Psychology Ph.D. Alumna Researches How Children Cope with Stress and Trauma

Author: Mary Kate Martin

Amy K. Nuttall Amy K. Nuttall

While working at a childhood bereavement center after college, Amy K. Nuttall Ph.D. ’15 saw firsthand how resilient kids can be.

Nuttall met many children who were taking on caregiving roles typically reserved for adults—looking after siblings, handling chores, providing emotional support—after the family experienced trauma or acute stress, such as the death of a parent.

“I saw kids who were coping really well, and I saw other kids who were taking on a lot of responsibility,” Nuttall said. “And I became very interested in the different roles children take on—the positive ways they cope and the ways they may become overburdened.”

Those experiences inspired Nuttall to explore those issues in her research, first at Notre Dame, where she earned a Ph.D. in developmental psychology, and now at Michigan State University, where she landed a position as an assistant professor in the Department of Human Development and Family Studies and directs the Family Stress Lab.

Her scholarly breakthroughs are already attracting mainstream attention—one paper published in the Journal of Family Psychology prompted an article in Time headlined, “Kids with Too Many Duties Grow Up to Be Reluctant Parents.”

“My training at Notre Dame prepared me very well for going straight to a faculty position at a research institution,” Nuttall said. “When I went on the job market, I was very fortunate that I had the quantitative skills that are so valued among psychologists who are substantive researchers.”

Finding a Mentor

After receiving a bachelor’s degree in psychology from the University of Colorado in 2006, Nuttall chose Notre Dame over eight other Ph.D. programs. One reason was because of its graduate minor in quantitative psychology. The program provided important statistical credentials for her research, as well as the opportunity to work with its highly regarded group of child psychology scholars.

Kristin Valentino, the William J. Shaw Center for Children and Families Associate Professor of Psychology, served as Nuttall’s mentor during her studies and was one of the reasons she came to Notre Dame.

“I wanted a mentor I could work closely with, who had data connected with my interests, and Kristin was a perfect fit,” Nuttall said.

Nuttall wanted her doctoral studies to focus on parentification, or the act of children assuming adult caretaking roles in their families, which connected to Valentino’s research on child maltreatment.

Early on, Valentino encouraged Nuttall to develop her own area of study that built on and complemented Valentino’s work.
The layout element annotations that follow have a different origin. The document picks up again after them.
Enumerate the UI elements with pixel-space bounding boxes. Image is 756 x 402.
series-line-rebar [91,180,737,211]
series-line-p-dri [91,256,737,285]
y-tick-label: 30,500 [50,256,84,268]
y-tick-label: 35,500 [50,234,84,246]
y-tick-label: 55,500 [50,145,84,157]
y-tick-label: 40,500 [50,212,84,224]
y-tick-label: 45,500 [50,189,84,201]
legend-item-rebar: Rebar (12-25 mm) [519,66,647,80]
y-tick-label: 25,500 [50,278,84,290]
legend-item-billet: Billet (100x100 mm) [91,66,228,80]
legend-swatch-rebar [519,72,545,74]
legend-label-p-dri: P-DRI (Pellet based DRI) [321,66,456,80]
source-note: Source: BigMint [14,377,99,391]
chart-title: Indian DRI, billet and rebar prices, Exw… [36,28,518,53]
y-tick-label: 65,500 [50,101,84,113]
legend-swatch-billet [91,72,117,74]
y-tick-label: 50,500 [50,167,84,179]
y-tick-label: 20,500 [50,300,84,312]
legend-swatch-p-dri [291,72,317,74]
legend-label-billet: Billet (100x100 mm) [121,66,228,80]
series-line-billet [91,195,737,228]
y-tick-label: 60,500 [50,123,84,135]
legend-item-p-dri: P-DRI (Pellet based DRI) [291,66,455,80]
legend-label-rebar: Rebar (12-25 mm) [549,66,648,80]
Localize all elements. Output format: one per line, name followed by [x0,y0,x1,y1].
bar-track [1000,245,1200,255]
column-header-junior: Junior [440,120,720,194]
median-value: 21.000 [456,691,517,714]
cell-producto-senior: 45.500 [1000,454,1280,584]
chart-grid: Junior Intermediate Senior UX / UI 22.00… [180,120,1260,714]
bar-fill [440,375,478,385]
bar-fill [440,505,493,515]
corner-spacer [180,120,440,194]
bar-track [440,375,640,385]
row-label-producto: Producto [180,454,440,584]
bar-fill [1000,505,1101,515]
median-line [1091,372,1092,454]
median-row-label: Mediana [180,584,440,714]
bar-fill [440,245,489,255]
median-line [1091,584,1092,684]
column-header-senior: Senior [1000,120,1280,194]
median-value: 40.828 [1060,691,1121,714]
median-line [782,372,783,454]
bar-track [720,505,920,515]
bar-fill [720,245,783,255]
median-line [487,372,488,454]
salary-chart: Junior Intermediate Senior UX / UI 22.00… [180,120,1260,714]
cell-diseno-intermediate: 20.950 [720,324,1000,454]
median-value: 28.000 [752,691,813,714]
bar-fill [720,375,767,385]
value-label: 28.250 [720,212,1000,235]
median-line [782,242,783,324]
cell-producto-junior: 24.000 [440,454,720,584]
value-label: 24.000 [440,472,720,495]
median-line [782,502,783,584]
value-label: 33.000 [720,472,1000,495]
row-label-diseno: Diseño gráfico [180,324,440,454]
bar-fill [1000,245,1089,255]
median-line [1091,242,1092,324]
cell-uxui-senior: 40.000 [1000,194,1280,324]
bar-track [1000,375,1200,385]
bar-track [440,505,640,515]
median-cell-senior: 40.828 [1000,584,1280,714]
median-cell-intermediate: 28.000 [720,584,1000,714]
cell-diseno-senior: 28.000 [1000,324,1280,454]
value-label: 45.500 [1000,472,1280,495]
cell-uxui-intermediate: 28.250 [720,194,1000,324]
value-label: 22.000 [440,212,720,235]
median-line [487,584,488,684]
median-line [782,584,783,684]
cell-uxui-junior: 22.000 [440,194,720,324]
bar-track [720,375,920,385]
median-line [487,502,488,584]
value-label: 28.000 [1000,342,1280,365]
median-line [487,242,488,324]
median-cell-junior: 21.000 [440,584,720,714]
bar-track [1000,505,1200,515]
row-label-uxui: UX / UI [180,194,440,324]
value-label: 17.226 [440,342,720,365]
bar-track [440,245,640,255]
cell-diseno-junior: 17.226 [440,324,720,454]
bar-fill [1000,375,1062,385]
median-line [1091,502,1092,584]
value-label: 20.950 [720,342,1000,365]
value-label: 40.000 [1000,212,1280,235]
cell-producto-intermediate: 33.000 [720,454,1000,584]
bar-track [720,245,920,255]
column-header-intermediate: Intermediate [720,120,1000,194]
Working with extensive longitudinal data sets collected by Professor John Borkowski, Nuttall focused on the effects of childhood parentification on new mothers’ parenting.

“Amy is interested in how a history of parentification during childhood may affect an individual’s ability to parent and, subsequently, affect the next generation’s development,” Valentino said. “This work is really important, because parentification is a form of emotional maltreatment that has serious negative consequences for children—but often goes undetected.”

Helping Children Cope

Nuttall spent the fall semester at Michigan State working on manuscripts and data collection, and she began teaching graduate-level statistics in the spring semester. She continues to focus her research on processes of resilience and risk related to family stress.

Ultimately, Nuttall hopes to develop her own interventions that can be put into practice with families experiencing trauma or stress.

“It’s really important to me that I’m always focused on the idea of how we can promote children’s resilience,” she said, “and help children learn to cope with stress in adaptive ways.”